There’s enough flashes of the glory days in Montreal to show us that the decision to award the city a franchise wasn’t a mistake. Olympic Stadium may have been a strange venue, but when the Expos were winning, it was a raucous, loud environment full of passionate fans. In the early ‘90s, the team peaked under manager Felipe Alou, the patriarch of a legendary baseball family leading a team loaded with star talent. In 1994, this team had the best record in the majors — that is, until MLB owners’ push for a salary cap led to a strike that ended the season. During the long offseason, the teams’ stars were shipped off, the roster stripped for parts, and baseball was never the same in Montreal.
The strike isn’t presented as the only factor in the Expos’ demise, far from it, but a tipping point for a franchise hampered by a number of unique factors. These include the weakness of the Canadian dollar, unfavorable political conditions, a crumbling stadium ill-suited for baseball, the lack of Quebecois billionaires to buy the team once the sport became a big business, and various figures who didn’t have the city’s best interests in mind.

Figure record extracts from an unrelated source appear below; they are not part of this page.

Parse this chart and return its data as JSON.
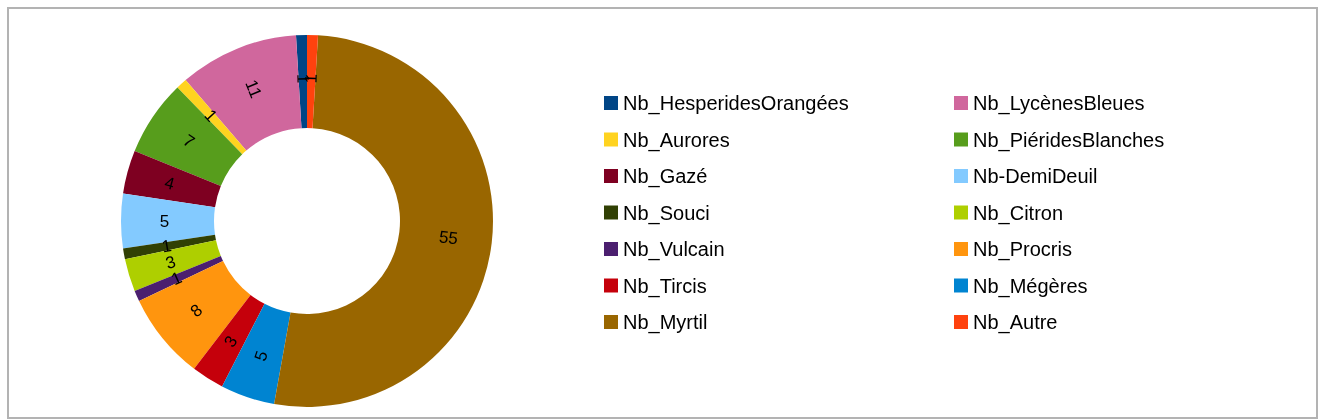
{
  "chart_data": {
    "type": "donut",
    "categories": [
      "Nb_HesperidesOrangées",
      "Nb_LycènesBleues",
      "Nb_Aurores",
      "Nb_PiéridesBlanches",
      "Nb_Gazé",
      "Nb-DemiDeuil",
      "Nb_Souci",
      "Nb_Citron",
      "Nb_Vulcain",
      "Nb_Procris",
      "Nb_Tircis",
      "Nb_Mégères",
      "Nb_Myrtil",
      "Nb_Autre"
    ],
    "values": [
      1,
      11,
      1,
      7,
      4,
      5,
      1,
      3,
      1,
      8,
      3,
      5,
      55,
      1
    ],
    "colors": [
      "#004586",
      "#d0679d",
      "#ffd320",
      "#579d1c",
      "#7e0021",
      "#83caff",
      "#314004",
      "#aecf00",
      "#4b1f6f",
      "#ff950e",
      "#c5000b",
      "#0084d1",
      "#996600",
      "#ff420e"
    ],
    "data_labels": true,
    "legend": "right"
  }
}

One oft-cited villain joins for the discussion here.
David Samson, the team president brought in under new owner Jeffrey Loria in 1999, made quite an impression from the start. “David Samson arrived with a certain style,” former Expos player and baseball analyst Marc Griffin recalls. “He carried a mirror everywhere he went so he could see himself,” another figure close to the team recalls. “Arrogant, self-satisfied, he looked at you as if you were crap,” journalist Serge Touchette adds, with no small amount of lingering resentment. I’ve yet to meet someone who likes him. I’ve never met anyone so despicable.” We cut directly from these quotes to a smug, smiling Samson sitting for an interview, looking exactly as described. “If you don’t have a healthy dose of arrogance, you can’t run a company,” Samson shares in the voice of every character about to shut down a beloved business in a movie. Still, he denies holding the murder weapon. “Did I alone kill the Expos in Montreal? As egotistical as I can be, there’s no way that is possible.” As disagreeable as he comes across, he makes a case for the situation having been dire. “People thought that Jeffrey Loria would come in and all of a sudden the team would be saved, and everything would be great, but I don’t think they were fully aware of how toxic it was in Montreal long before we even got there.”

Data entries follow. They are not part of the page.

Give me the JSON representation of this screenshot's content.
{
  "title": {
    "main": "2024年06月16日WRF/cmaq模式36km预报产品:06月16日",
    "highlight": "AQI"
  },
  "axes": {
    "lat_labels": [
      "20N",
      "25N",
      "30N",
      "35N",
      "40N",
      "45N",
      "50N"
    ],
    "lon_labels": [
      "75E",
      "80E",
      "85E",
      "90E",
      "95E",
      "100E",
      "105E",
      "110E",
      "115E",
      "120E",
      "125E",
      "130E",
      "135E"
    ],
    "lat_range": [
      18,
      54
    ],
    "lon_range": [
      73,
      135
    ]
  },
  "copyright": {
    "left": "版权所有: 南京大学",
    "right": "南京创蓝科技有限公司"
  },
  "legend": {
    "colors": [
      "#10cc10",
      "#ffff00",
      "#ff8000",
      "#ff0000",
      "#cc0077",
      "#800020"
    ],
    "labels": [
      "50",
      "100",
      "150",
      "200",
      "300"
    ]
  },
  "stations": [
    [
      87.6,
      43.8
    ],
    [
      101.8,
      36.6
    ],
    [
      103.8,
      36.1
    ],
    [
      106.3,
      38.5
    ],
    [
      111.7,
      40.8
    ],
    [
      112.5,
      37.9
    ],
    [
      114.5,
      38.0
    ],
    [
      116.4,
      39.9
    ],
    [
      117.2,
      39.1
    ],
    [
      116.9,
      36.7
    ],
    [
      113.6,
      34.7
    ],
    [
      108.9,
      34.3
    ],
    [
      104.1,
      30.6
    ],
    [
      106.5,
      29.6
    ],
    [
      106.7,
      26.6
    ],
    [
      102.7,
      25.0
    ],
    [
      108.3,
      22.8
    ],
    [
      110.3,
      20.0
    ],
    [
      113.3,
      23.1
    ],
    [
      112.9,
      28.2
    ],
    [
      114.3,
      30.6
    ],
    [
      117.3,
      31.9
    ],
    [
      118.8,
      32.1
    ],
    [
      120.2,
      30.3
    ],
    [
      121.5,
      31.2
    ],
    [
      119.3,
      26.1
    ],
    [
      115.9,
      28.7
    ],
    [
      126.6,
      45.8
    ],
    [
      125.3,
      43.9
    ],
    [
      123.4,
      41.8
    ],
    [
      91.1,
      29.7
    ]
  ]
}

This isn’t a simple whodunit with a clear-cut answer, but identifying one killer is almost beside the point. Baseball was a more charming sport before every franchise became a billion-dollar business; it was a more charming sport when you could have a team like the Montreal Expos (or, for a more recent example, the Oakland A’s.)
Even if you’re not an Expos fan, Who Killed the Montreal Expos? makes you feel that loss.
Our Call: STREAM IT. Who Killed the Montreal Expos? is a proper elegy for a lost team, but more than that, it’s an encapsulation of what was lost as pro sports teams became billion-dollar businesses.